The CD28/CTLA-4-B7 signaling pathway is involved in both allergic sensitization and tolerance induction to orally administered peanut proteins.

J Immunol 2007 Jun;178(11):6894-900

Utrecht University, Institute for Risk Assessment Sciences, Department of Immunotoxicology, Utrecht, The Netherlands.
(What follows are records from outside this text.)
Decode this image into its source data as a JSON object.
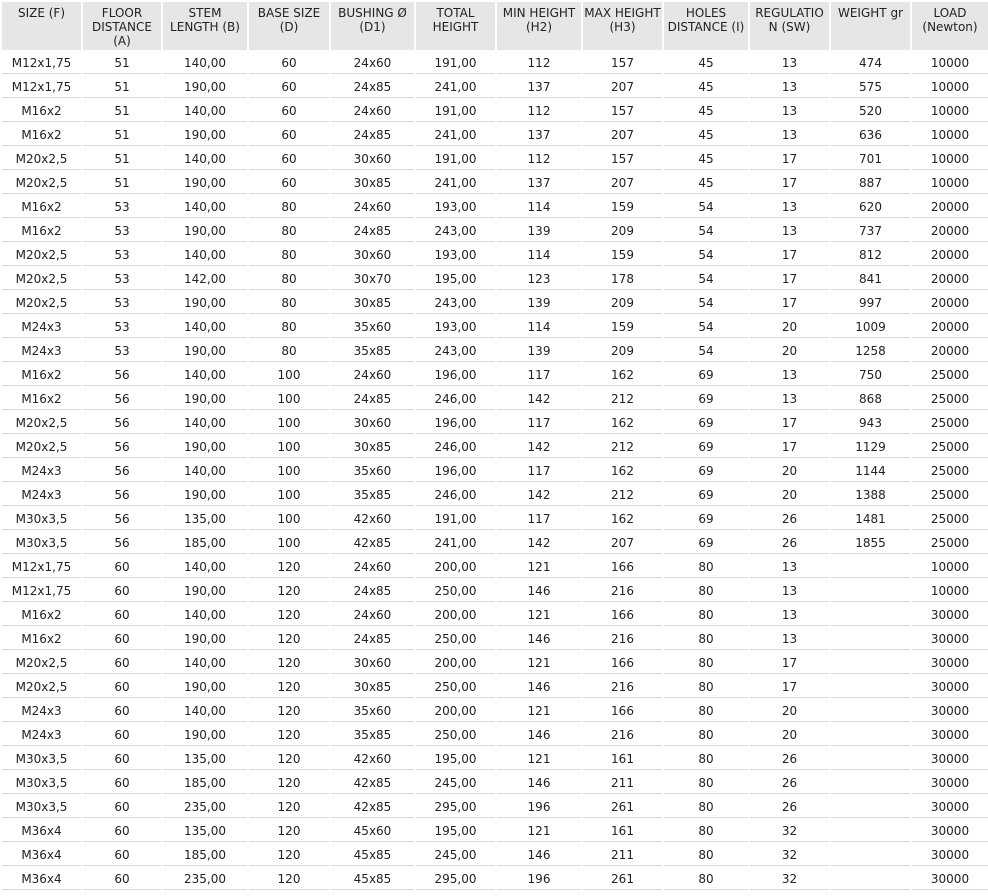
{
  "table": {
    "headers": [
      "SIZE (F)",
      "FLOOR DISTANCE (A)",
      "STEM LENGTH (B)",
      "BASE SIZE (D)",
      "BUSHING Ø (D1)",
      "TOTAL HEIGHT",
      "MIN HEIGHT (H2)",
      "MAX HEIGHT (H3)",
      "HOLES DISTANCE (I)",
      "REGULATIO N (SW)",
      "WEIGHT gr",
      "LOAD (Newton)"
    ],
    "rows": [
      [
        "M12x1,75",
        "51",
        "140,00",
        "60",
        "24x60",
        "191,00",
        "112",
        "157",
        "45",
        "13",
        "474",
        "10000"
      ],
      [
        "M12x1,75",
        "51",
        "190,00",
        "60",
        "24x85",
        "241,00",
        "137",
        "207",
        "45",
        "13",
        "575",
        "10000"
      ],
      [
        "M16x2",
        "51",
        "140,00",
        "60",
        "24x60",
        "191,00",
        "112",
        "157",
        "45",
        "13",
        "520",
        "10000"
      ],
      [
        "M16x2",
        "51",
        "190,00",
        "60",
        "24x85",
        "241,00",
        "137",
        "207",
        "45",
        "13",
        "636",
        "10000"
      ],
      [
        "M20x2,5",
        "51",
        "140,00",
        "60",
        "30x60",
        "191,00",
        "112",
        "157",
        "45",
        "17",
        "701",
        "10000"
      ],
      [
        "M20x2,5",
        "51",
        "190,00",
        "60",
        "30x85",
        "241,00",
        "137",
        "207",
        "45",
        "17",
        "887",
        "10000"
      ],
      [
        "M16x2",
        "53",
        "140,00",
        "80",
        "24x60",
        "193,00",
        "114",
        "159",
        "54",
        "13",
        "620",
        "20000"
      ],
      [
        "M16x2",
        "53",
        "190,00",
        "80",
        "24x85",
        "243,00",
        "139",
        "209",
        "54",
        "13",
        "737",
        "20000"
      ],
      [
        "M20x2,5",
        "53",
        "140,00",
        "80",
        "30x60",
        "193,00",
        "114",
        "159",
        "54",
        "17",
        "812",
        "20000"
      ],
      [
        "M20x2,5",
        "53",
        "142,00",
        "80",
        "30x70",
        "195,00",
        "123",
        "178",
        "54",
        "17",
        "841",
        "20000"
      ],
      [
        "M20x2,5",
        "53",
        "190,00",
        "80",
        "30x85",
        "243,00",
        "139",
        "209",
        "54",
        "17",
        "997",
        "20000"
      ],
      [
        "M24x3",
        "53",
        "140,00",
        "80",
        "35x60",
        "193,00",
        "114",
        "159",
        "54",
        "20",
        "1009",
        "20000"
      ],
      [
        "M24x3",
        "53",
        "190,00",
        "80",
        "35x85",
        "243,00",
        "139",
        "209",
        "54",
        "20",
        "1258",
        "20000"
      ],
      [
        "M16x2",
        "56",
        "140,00",
        "100",
        "24x60",
        "196,00",
        "117",
        "162",
        "69",
        "13",
        "750",
        "25000"
      ],
      [
        "M16x2",
        "56",
        "190,00",
        "100",
        "24x85",
        "246,00",
        "142",
        "212",
        "69",
        "13",
        "868",
        "25000"
      ],
      [
        "M20x2,5",
        "56",
        "140,00",
        "100",
        "30x60",
        "196,00",
        "117",
        "162",
        "69",
        "17",
        "943",
        "25000"
      ],
      [
        "M20x2,5",
        "56",
        "190,00",
        "100",
        "30x85",
        "246,00",
        "142",
        "212",
        "69",
        "17",
        "1129",
        "25000"
      ],
      [
        "M24x3",
        "56",
        "140,00",
        "100",
        "35x60",
        "196,00",
        "117",
        "162",
        "69",
        "20",
        "1144",
        "25000"
      ],
      [
        "M24x3",
        "56",
        "190,00",
        "100",
        "35x85",
        "246,00",
        "142",
        "212",
        "69",
        "20",
        "1388",
        "25000"
      ],
      [
        "M30x3,5",
        "56",
        "135,00",
        "100",
        "42x60",
        "191,00",
        "117",
        "162",
        "69",
        "26",
        "1481",
        "25000"
      ],
      [
        "M30x3,5",
        "56",
        "185,00",
        "100",
        "42x85",
        "241,00",
        "142",
        "207",
        "69",
        "26",
        "1855",
        "25000"
      ],
      [
        "M12x1,75",
        "60",
        "140,00",
        "120",
        "24x60",
        "200,00",
        "121",
        "166",
        "80",
        "13",
        "",
        "10000"
      ],
      [
        "M12x1,75",
        "60",
        "190,00",
        "120",
        "24x85",
        "250,00",
        "146",
        "216",
        "80",
        "13",
        "",
        "10000"
      ],
      [
        "M16x2",
        "60",
        "140,00",
        "120",
        "24x60",
        "200,00",
        "121",
        "166",
        "80",
        "13",
        "",
        "30000"
      ],
      [
        "M16x2",
        "60",
        "190,00",
        "120",
        "24x85",
        "250,00",
        "146",
        "216",
        "80",
        "13",
        "",
        "30000"
      ],
      [
        "M20x2,5",
        "60",
        "140,00",
        "120",
        "30x60",
        "200,00",
        "121",
        "166",
        "80",
        "17",
        "",
        "30000"
      ],
      [
        "M20x2,5",
        "60",
        "190,00",
        "120",
        "30x85",
        "250,00",
        "146",
        "216",
        "80",
        "17",
        "",
        "30000"
      ],
      [
        "M24x3",
        "60",
        "140,00",
        "120",
        "35x60",
        "200,00",
        "121",
        "166",
        "80",
        "20",
        "",
        "30000"
      ],
      [
        "M24x3",
        "60",
        "190,00",
        "120",
        "35x85",
        "250,00",
        "146",
        "216",
        "80",
        "20",
        "",
        "30000"
      ],
      [
        "M30x3,5",
        "60",
        "135,00",
        "120",
        "42x60",
        "195,00",
        "121",
        "161",
        "80",
        "26",
        "",
        "30000"
      ],
      [
        "M30x3,5",
        "60",
        "185,00",
        "120",
        "42x85",
        "245,00",
        "146",
        "211",
        "80",
        "26",
        "",
        "30000"
      ],
      [
        "M30x3,5",
        "60",
        "235,00",
        "120",
        "42x85",
        "295,00",
        "196",
        "261",
        "80",
        "26",
        "",
        "30000"
      ],
      [
        "M36x4",
        "60",
        "135,00",
        "120",
        "45x60",
        "195,00",
        "121",
        "161",
        "80",
        "32",
        "",
        "30000"
      ],
      [
        "M36x4",
        "60",
        "185,00",
        "120",
        "45x85",
        "245,00",
        "146",
        "211",
        "80",
        "32",
        "",
        "30000"
      ],
      [
        "M36x4",
        "60",
        "235,00",
        "120",
        "45x85",
        "295,00",
        "196",
        "261",
        "80",
        "32",
        "",
        "30000"
      ]
    ]
  }
}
Dendritic cells are believed to play an essential role in regulating the balance between immunogenic and tolerogenic responses to mucosal Ags by controlling T cell differentiation and activation via costimulatory and coinhibitory signals. The CD28/CTLA-4-CD80/CD86 signaling pathway appears to be one of the most important regulators of T cell responses but its exact role in responses to orally administered proteins remains to be elucidated. In the present study, the involvement of the CD28/CTLA-4-CD80/CD86 costimulatory pathway in the induction of allergic sensitization and oral tolerance to peanut proteins was investigated. In both an established C3H/HeOuJ mouse model of peanut hypersensitivity and an oral tolerance model to peanut, CD28/CTLA-4-CD80/CD86 interactions were blocked using the fusion protein CTLA-4Ig. To examine the relative contribution of CD80- and CD86-mediated costimulation in these models, anti-CD80 and anti-CD86 blocking Abs were used. In the hypersensitivity model, CTLA-4Ig treatment prevented the development of peanut extract-induced cytokine responses, peanut extract-specific IgG1, IgG2a, and IgE production and peanut extract-induced challenge responses. Blocking of CD80 reduced, whereas anti-CD86 treatment completely inhibited, the induction of peanut extract-specific IgE. Normal tolerance induction to peanut extract was found following CTLA-4Ig, anti-CD86, or anti-CD80 plus anti-CD86 treatment, whereas blockade of CD80 impaired the induction of oral tolerance. We show that CD28/CTLA-4-CD80/CD86 signaling is essential for the development of allergic responses to peanut and that CD86 interaction is most important in inducing peanut extract-specific IgE responses. Additionally, our data suggest that CD80 but not CD86 interaction with CTLA-4 is crucial for the induction of low dose tolerance to peanut.